NUESTRAS
TRISTES TARDES ALDEANAS
Moisés
Cayetano Rosado
Visitación venía todas las tardes a mi casa
para llorar. Se sentaba al lado de la radio, en una silla baja, y ponía el codo
derecho debajo de su barbilla, arrimando la oreja al altavoz lo más que se
podía, y sollozaba sin consuelo.
Aquellas pobres desgraciadas que servían en
casa de los ricos y eran seducidas por el hijo tarambana del patrón, para luego
ser abandonadas en su preñez desamparada, le provocaban unos enormes lagrimones
que iba extendiendo por la cara con su mano izquierda, mientras bizqueaba que
era una pena verla.
De entre sus preferidas, “El Látigo negro”,
donde se enfrentan el Bien y el Mal; el que explota y el que socorre a los
oprimidos; el que acosa y maltrata a la mujer y quien la salva de esa maldad
sin límites. Por no hablar, claro, de “Ama Rosa”, obra del rey de los seriales
lacrimógenos, Guillermo Sautier Casaseca: oír a Juana Ginzo -pobre sirvienta de
la casa donde ha dado a su hijo en adopción secreta- sufrir y padecer ante los
desprecios de este cruel sujeto que cree ser el hijo rico y desprecia a la
vieja sirvienta, a la que en su lecho de muerte reconoce como ¡Madre!, nos
ponía a todos, ciertamente, los pelos de punta cada tarde de su larguísima
puesta en antena.
Menos mal que en los “descansos” nos aligeraba
de penas aquel negrito del África Tropical que, como él decía, “cultivando
cantaba/ la canción del Cola-Cao”. ¡Ese sí que era feliz, haciendo triunfar a
futbolistas, nadadores, ciclistas, boxeadores!

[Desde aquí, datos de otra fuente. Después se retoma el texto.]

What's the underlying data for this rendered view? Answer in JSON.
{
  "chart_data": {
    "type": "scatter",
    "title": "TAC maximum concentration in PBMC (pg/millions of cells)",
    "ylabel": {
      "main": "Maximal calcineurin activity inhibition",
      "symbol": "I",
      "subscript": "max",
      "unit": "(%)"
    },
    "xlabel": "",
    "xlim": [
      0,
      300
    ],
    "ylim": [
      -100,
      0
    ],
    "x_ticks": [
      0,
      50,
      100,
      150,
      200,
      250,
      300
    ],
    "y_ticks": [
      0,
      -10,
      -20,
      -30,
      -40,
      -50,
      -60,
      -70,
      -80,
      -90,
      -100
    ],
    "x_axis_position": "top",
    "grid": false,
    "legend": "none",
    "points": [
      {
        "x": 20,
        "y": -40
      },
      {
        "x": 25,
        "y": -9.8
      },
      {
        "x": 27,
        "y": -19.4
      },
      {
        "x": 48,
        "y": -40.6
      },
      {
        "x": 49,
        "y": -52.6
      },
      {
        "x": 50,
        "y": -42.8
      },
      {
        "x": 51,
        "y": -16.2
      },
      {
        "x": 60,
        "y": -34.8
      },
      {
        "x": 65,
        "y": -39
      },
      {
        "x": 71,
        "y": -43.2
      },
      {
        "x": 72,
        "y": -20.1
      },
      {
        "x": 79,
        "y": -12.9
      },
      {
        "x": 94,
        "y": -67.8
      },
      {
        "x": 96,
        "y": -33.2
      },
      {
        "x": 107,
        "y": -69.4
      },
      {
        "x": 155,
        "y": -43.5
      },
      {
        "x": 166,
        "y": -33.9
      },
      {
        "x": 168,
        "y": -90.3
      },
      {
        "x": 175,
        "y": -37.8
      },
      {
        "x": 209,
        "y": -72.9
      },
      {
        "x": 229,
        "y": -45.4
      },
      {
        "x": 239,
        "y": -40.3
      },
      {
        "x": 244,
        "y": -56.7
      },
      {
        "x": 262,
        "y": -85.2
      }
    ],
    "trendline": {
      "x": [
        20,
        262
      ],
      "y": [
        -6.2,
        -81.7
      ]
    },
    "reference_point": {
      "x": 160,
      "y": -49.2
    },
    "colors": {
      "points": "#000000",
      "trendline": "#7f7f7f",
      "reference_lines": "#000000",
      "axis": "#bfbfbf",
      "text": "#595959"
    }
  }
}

Luego, Visitación se marchaba en silencio hacia
su casa para ponerse a tricotar, con lo que se ganaba la vida malamente. Y me
llamaba muchas veces para que le leyese cartas de su hijo y se las contestara,
pues ella era totalmente analfabeta.
Su muchacho había emigrado, como tantos, en la
riada humana de los años sesenta, que se llevó a la mayor parte de los jóvenes
del pueblo en edad laboral, camino de Madrid, de Barcelona, Bilbao, París, Zúrich,
Düsseldorf, o incluso zonas más lejanas, pues alguno llegó hasta Camberra, en
Australia, y ya sabíamos que no volveríamos a verlo nunca jamás.
Unas y otras, las cartas cruzadas comenzaban
siempre igual: “Espero que al recibo de ésta se encuentren todos bien, nosotros
bien gracias a Dios”. Luego venían por un lado el contar los progresos, lentos
pero seguros, desde fuera, y los lamentos de la ausencia, la pena de tanta
lejanía expresada al lado de la máquina de tricotar, donde seguían los llantos,
reales esta vez como la vida de una inmensa mayoría.
Visitación premiaba mi dedicación de escribano
con el préstamo de unas sabrosas fotonovelas, donde -comedidamente- jóvenes
atractivos se conocían, ilusionaba y… siempre de nuevo el tipo rico engañaba
vilmente a la sirvienta, que a ver qué haría ahora sin honra y con un hijo sin
padre que lo socorriera por la vida. ¡Menos mal que luego todo se arreglaba y
aparecía una última foto, grande, cariñosa dentro de los cánones marcados,
llena de sonrisas y de felicidad!
Se lloraba menos en las fotonovelas que en las
radionovelas y por eso nos gustaban mucho más las primeras, que además
consumíamos en comunión profunda, todos alrededor del aparato radiofónico, como
si fuese la cunita del pesebre, donde comulgábamos todos a una con la divinidad
de la palabra apasionada y el torbellino de desgracias.
Pasados tantos años, me acuerdo tan nítidamente
de la cara de mi vecina Visitación que a veces, cuando pulso la radio por la
tarde, parece que voy a oír sus pasos llegando hasta la puerta, sentándose en
la silla pequeñita de anea, moqueando como una bendita con la desgracia ajena.